俺様社長に甘く奪われました
障子が開けられ、莉々子は息を飲んで目の前の光景をなんとか気丈に見据える。右手には、社内報の写真でしか見たことのない朝菱商事の社長である東条と、おそらく望月の母親、左手には綺麗な見合い相手とその両親が座っていた。

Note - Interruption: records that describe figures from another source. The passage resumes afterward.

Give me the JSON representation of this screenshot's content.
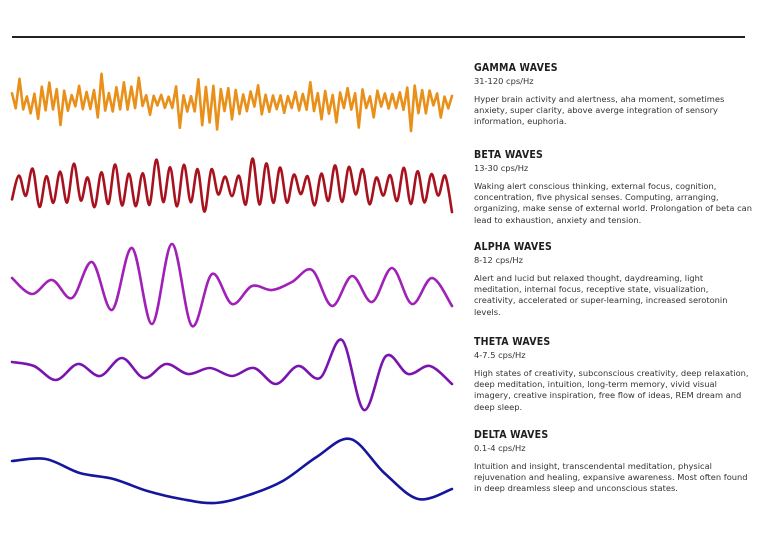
{
  "waves": [
    {
      "key": "gamma",
      "title": "GAMMA WAVES",
      "frequency": "31-120 cps/Hz",
      "description": "Hyper brain activity and alertness, aha moment, sometimes anxiety, super clarity, above averge integration of sensory information, euphoria.",
      "color": "#e8901a"
    },
    {
      "key": "beta",
      "title": "BETA WAVES",
      "frequency": "13-30 cps/Hz",
      "description": "Waking alert conscious thinking, external focus, cognition, concentration, five physical senses. Computing, arranging, organizing, make sense of external world. Prolongation of beta can lead to exhaustion, anxiety and tension.",
      "color": "#a8121e"
    },
    {
      "key": "alpha",
      "title": "ALPHA WAVES",
      "frequency": "8-12 cps/Hz",
      "description": "Alert and lucid but relaxed thought, daydreaming, light meditation, internal focus, receptive state, visualization, creativity, accelerated or super-learning, increased serotonin levels.",
      "color": "#a020b8"
    },
    {
      "key": "theta",
      "title": "THETA WAVES",
      "frequency": "4-7.5 cps/Hz",
      "description": "High states of creativity, subconscious creativity, deep relaxation, deep meditation, intuition, long-term memory, vivid visual imagery, creative inspiration, free flow of ideas, REM dream and deep sleep.",
      "color": "#7a14b0"
    },
    {
      "key": "delta",
      "title": "DELTA WAVES",
      "frequency": "0.1-4 cps/Hz",
      "description": "Intuition and insight, transcendental meditation, physical rejuvenation and healing, expansive awareness. Most often found in deep dreamless sleep and unconscious states.",
      "color": "#16169c"
    }
  ]
}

当然のことながら、十個の瞳が一斉に莉々子へと向けられる。もちろん好意的と呼べるものではない。
「奏多、そちらは?」
東条が不快感たっぷりの声で彼に尋ねる。これ以上の低いトーンを聞いたことがないほどの重低音だ。白髪交じりの豊富な髪を七三分けにし、莉々子が写真で知っている穏やかな顔を険しくさせ、眉を歪ませていた。

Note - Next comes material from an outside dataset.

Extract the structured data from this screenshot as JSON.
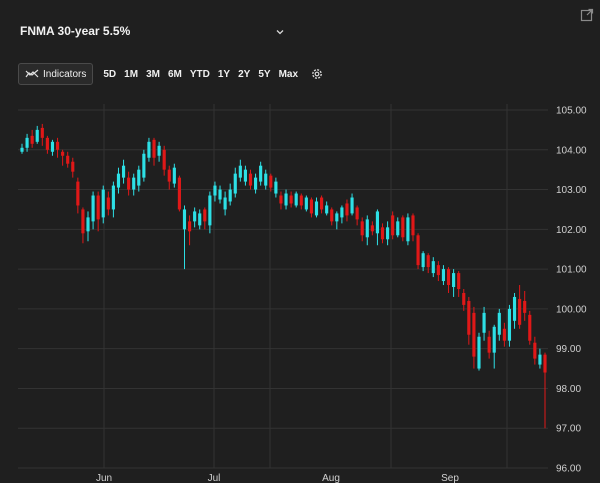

そこからおずおずと視線をずらしてみれば、隣に座る望月の母、百合は、おそらく五十代は過ぎているだろうに三十代後半でも通じてしまうくらいに若々しい。薄紅色の着物を着て長い髪をアップにしており、色白で優しそうな顔立ちの美人だ。
「こちらは倉木莉々子さんです」
「朝菱ソリューション総務部の倉木莉々子と申します」
望月に続いて自己紹介をして、頭を下げ過ぎと思うほどに腰を折った。